Publié par la sénatrice Claudette Tardif le 30 décembre 2008
L’annonce récente de nominations de sénateurs à la Chambre Haute par le Premier Ministre Stephen Harper a fait sortir le Sénat de l’ombre ces derniers jours.
Je tiens tout d’abord à mentionner que je suis contente de voir que le Premier Ministre reconnaît enfin son devoir constitutionnel de nommer des représentants à la Chambre Haute. À l’exception de la nomination controversée de Sénateur Fortier, ancien membre du Cabinet non élu, ministre des Travaux Publics puis du Commerce International, et du Sénateur Bert Brown de l’Alberta, M. Harper s’était abstenu de son devoir constitutionnel de pourvoir la Chambre Haute de représentants des minorités canadiennes, depuis son arrivée au pouvoir en 2006.
Je suis ravie d’accueillir au sein de la Chambre Haute de nouveaux collègues et espère pouvoir travailler de manière non-partisane avec eux prochainement. L’apport des sénateurs au gouvernement, à l’élaboration des projets de loi et à la démocratie canadienne est incommensurable. J’espère que ces nominations accéléreront la formation de comités du Sénat et que nous pourrons bientôt recommencer à travailler, afin de terminer les études entamées par les comités et poursuivre nos travaux législatifs.
Toutefois, j’aimerais souligner mon inquiétude quant au choix d’annoncer ces nominations pendant une période de crise économique et de prorogation, alors que le Parlement ne siège pas.
Le fait que le Premier Ministre parle de réforme pendant la campagne et se soit empressé de nommer des sénateurs en catimini, avant la période des fêtes, témoigne une fois de plus de son incapacité à tenir ses promesses. Un tel coup politique s’inscrit dans la série de promesses brisées, de tenir des élections à date fixe, brisée par l’appel aux élections le 7 septembre 2008, de collaborer avec les partis de l’Opposition, brisée par sa demande de prorogation le 4 décembre 2008, d’avoir un budget à déficit zéro, brisée par l’annonce de la nécessité d’un déficit en décembre 2008. Nommer ainsi des sénateurs en période de prorogation après avoir mener une campagne électorale prônant la réforme du Sénat est tout à fait conforme à sa politique de promesses vides.

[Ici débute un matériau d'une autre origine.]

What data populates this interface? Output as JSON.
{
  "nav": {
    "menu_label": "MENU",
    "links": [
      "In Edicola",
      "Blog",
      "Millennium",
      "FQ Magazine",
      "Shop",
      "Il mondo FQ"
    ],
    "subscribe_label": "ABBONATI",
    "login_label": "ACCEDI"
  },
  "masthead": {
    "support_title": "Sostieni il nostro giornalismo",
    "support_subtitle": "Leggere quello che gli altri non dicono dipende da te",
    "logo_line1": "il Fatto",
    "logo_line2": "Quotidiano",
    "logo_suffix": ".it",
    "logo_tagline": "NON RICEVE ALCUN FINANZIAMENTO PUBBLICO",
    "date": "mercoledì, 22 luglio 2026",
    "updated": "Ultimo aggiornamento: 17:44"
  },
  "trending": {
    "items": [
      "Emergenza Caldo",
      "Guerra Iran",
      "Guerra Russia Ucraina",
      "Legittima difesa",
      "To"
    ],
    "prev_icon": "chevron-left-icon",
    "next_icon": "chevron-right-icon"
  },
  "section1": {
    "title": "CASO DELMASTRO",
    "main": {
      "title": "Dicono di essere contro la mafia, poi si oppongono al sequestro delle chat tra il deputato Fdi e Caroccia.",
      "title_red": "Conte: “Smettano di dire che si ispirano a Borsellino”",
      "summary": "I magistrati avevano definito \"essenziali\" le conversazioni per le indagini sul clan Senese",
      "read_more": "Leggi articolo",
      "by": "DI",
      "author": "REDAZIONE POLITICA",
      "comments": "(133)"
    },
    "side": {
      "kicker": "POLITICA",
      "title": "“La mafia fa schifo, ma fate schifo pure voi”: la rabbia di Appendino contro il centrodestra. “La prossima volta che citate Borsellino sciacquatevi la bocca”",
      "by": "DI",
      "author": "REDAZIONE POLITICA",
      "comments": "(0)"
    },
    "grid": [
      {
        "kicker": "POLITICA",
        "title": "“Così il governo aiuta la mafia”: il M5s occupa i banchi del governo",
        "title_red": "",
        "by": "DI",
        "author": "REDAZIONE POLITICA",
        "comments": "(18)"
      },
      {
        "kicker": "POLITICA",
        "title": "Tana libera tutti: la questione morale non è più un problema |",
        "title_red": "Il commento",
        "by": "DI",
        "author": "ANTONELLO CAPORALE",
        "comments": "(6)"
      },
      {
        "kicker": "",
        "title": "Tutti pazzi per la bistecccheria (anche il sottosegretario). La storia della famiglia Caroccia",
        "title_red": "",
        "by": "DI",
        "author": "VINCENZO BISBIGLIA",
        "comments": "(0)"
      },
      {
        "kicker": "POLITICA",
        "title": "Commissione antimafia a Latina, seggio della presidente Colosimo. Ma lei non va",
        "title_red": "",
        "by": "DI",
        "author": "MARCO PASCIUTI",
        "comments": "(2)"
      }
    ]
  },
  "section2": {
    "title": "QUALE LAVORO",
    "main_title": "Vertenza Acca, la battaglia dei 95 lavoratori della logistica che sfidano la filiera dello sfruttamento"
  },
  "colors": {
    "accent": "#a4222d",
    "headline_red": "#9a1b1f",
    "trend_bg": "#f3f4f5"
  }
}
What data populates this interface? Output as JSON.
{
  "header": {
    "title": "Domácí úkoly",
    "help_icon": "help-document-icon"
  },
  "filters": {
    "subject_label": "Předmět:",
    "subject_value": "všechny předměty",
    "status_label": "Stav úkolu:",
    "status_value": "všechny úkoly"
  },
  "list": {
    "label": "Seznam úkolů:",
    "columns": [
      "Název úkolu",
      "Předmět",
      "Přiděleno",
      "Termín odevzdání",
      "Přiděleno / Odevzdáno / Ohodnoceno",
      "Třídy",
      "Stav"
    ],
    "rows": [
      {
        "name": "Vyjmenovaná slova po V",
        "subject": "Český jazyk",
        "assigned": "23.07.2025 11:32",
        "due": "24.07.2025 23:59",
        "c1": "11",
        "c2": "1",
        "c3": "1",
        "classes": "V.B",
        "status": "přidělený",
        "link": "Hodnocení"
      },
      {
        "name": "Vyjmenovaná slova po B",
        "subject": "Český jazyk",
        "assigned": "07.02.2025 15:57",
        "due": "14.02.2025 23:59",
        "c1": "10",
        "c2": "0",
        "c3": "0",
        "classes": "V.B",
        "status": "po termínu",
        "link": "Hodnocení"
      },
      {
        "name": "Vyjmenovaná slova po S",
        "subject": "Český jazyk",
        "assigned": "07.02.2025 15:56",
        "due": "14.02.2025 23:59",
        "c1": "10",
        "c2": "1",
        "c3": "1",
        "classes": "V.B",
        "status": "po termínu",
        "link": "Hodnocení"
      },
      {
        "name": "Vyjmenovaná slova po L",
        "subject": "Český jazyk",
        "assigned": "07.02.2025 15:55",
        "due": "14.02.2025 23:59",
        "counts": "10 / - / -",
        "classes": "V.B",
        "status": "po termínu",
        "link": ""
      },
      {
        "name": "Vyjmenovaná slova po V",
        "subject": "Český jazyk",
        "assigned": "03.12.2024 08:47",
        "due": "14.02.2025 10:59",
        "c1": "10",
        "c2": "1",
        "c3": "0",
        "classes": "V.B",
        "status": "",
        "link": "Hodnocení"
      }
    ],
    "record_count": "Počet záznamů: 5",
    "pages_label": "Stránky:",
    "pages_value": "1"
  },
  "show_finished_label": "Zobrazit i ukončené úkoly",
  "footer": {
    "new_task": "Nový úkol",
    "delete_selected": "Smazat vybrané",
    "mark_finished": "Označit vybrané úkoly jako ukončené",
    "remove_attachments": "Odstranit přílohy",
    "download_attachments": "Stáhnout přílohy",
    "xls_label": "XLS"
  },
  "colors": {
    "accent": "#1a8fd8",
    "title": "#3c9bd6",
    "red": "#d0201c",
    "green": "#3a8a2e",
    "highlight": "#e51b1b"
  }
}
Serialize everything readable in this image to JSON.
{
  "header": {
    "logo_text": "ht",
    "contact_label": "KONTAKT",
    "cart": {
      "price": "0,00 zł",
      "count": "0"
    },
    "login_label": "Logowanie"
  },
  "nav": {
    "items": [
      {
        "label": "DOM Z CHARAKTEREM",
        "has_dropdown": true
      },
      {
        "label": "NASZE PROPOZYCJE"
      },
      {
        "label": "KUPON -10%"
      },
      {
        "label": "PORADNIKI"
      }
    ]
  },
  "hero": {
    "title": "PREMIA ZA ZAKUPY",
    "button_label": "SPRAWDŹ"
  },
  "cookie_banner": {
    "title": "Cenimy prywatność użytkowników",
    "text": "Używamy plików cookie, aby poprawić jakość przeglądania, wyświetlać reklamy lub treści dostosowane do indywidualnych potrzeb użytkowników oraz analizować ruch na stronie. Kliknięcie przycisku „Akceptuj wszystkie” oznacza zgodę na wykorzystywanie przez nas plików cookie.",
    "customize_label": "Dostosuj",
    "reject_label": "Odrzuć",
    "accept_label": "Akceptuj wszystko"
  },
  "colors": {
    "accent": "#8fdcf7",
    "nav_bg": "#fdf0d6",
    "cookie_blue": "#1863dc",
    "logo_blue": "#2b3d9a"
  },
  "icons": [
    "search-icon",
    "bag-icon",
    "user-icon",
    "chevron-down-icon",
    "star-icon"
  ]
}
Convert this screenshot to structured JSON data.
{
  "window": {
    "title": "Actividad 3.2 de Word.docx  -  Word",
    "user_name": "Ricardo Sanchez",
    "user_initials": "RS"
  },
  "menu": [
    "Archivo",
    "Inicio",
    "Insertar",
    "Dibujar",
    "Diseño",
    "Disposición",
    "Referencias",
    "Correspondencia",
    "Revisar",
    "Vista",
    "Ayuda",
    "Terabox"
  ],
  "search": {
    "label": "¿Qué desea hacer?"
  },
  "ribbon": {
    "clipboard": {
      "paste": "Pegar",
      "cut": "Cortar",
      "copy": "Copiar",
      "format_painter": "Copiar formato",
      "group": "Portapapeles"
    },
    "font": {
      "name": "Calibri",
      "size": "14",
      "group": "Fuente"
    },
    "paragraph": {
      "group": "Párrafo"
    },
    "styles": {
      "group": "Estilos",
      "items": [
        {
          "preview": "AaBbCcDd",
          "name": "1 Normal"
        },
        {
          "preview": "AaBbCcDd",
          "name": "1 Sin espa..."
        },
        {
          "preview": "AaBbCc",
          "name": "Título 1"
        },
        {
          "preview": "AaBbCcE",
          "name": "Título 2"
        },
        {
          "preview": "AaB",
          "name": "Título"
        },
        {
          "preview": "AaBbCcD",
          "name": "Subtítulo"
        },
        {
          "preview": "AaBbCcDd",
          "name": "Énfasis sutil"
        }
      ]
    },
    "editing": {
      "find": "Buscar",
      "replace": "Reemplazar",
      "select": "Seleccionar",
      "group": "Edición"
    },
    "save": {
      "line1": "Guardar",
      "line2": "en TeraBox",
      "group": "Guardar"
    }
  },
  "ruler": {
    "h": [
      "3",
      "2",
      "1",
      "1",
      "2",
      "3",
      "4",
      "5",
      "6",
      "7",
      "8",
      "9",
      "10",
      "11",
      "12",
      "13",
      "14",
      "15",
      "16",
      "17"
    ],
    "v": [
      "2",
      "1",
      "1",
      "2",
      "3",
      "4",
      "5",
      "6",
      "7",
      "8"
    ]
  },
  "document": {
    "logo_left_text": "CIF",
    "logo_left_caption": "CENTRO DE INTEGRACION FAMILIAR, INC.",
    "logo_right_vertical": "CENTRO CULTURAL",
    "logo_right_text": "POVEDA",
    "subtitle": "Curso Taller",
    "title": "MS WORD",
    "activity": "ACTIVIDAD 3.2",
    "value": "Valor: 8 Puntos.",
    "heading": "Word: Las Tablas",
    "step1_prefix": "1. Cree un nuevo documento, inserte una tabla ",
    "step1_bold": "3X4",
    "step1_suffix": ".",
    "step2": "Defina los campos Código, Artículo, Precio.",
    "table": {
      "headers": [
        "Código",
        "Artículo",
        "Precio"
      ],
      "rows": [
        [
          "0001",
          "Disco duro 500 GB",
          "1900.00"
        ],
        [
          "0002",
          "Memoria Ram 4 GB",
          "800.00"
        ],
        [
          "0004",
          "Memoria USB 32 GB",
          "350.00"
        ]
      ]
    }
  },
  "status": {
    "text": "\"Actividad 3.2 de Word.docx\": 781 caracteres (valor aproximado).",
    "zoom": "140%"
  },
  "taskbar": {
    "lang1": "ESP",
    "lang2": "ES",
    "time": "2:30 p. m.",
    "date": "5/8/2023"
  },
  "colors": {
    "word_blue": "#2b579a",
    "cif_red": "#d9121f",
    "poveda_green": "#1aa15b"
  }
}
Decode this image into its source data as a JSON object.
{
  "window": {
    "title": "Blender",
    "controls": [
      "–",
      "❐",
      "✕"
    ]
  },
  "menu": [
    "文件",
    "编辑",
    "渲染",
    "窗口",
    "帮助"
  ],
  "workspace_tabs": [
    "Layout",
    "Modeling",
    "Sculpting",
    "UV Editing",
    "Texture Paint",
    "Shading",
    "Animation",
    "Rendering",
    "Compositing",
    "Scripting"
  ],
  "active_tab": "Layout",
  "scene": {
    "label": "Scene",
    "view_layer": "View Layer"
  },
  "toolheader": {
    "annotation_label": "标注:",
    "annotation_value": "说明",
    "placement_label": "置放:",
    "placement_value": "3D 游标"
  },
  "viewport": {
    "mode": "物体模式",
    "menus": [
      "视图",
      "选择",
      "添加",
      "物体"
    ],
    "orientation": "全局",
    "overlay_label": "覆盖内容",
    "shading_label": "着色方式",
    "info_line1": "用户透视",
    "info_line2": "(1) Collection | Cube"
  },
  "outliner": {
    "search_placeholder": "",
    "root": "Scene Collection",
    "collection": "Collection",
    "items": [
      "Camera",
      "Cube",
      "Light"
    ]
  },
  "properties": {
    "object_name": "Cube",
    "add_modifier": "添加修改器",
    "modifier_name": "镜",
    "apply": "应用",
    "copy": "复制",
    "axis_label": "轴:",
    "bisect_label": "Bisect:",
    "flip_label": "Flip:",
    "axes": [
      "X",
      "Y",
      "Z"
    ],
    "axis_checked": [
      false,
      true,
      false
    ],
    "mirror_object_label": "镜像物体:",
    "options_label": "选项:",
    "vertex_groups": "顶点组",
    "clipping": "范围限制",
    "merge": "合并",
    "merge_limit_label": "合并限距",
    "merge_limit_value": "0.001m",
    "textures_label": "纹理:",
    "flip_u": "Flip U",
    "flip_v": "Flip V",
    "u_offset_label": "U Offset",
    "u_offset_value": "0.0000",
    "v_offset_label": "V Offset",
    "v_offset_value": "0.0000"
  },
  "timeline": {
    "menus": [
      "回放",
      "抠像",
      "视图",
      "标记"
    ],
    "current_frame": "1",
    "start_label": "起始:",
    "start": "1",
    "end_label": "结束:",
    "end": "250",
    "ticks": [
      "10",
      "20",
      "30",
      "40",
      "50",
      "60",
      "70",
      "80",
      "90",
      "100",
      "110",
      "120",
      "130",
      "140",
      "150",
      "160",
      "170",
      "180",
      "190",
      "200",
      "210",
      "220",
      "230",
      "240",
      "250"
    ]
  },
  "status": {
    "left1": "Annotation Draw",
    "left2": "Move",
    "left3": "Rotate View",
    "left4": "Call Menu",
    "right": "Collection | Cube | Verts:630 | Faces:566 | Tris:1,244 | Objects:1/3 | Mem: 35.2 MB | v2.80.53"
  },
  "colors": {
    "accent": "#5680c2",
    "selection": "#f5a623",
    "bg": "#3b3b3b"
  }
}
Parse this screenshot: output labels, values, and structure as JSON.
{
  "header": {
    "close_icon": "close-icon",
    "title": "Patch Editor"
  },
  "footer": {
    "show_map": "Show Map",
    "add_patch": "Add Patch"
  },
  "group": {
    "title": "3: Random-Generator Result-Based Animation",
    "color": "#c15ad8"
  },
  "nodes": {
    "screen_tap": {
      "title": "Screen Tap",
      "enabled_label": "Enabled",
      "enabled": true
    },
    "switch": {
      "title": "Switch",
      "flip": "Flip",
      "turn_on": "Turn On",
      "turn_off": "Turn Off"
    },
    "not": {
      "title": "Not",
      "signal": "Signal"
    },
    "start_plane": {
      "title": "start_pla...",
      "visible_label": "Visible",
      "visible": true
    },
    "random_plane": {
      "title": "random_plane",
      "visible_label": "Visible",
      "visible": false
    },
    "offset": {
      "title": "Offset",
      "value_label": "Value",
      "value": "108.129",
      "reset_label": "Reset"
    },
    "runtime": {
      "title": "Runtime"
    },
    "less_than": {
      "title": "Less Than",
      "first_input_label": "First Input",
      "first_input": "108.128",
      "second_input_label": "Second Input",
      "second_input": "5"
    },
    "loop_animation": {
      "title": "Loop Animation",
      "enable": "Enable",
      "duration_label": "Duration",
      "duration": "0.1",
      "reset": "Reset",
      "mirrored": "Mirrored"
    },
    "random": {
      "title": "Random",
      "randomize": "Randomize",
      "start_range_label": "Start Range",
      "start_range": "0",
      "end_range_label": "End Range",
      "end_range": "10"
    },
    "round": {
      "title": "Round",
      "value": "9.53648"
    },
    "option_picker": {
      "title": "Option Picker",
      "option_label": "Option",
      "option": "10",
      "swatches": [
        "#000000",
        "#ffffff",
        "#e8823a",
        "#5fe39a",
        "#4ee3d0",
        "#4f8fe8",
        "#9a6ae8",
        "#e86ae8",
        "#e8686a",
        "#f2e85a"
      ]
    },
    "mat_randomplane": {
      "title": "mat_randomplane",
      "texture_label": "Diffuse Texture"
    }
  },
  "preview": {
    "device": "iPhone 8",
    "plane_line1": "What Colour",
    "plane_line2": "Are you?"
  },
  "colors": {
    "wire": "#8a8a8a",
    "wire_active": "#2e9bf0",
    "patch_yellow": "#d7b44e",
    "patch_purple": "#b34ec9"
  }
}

La rumeur court que les projets de loi sur la réforme du Sénat, notamment sur l’élection des sénateurs, ont été arrêtés par des sénateurs libéraux. Cela est loin de la réalité. Le projet de loi C-20, proposant l’élection des Sénateurs, introduit par Peter Van Loan en novembre 2007, n’est jamais même arrivé au Sénat. Il est tombé lorsque les élections ont été déclenchées alors qu’il était étudié par le Comité législatif de la Chambre des Communes en juin 2008.
M. Harper craint peut-être que la réforme sénatoriale ne passe pas en raison de la présence d’une Opposition au Sénat en forte majorité. Or, pour devenir lois, les projets de loi de réforme sénatoriale doivent passer bien plus d’étapes que trois lectures à la Chambre des Communes et trois lectures au Sénat. Ils touchent à la Constitution du Canada et en tant que tel, des consultations avec chaque province sont nécessaires. La réforme du Sénat ne sera donc pas seulement votée par le Parlement, mais résultera d’une consultation avec toutes les provinces. Des nominations de sénateurs conservateurs ne changeront rien à cela.
Toutefois, des nominations partisanes pourraient changer la direction idéologique et politique du Parlement. Il est donc nécessaire que ces nominations soient faites en respectant les critères d’excellence des candidats et de représentativité des minorités et des régions, et non par souci de promotion des idéaux conservateurs du gouvernement.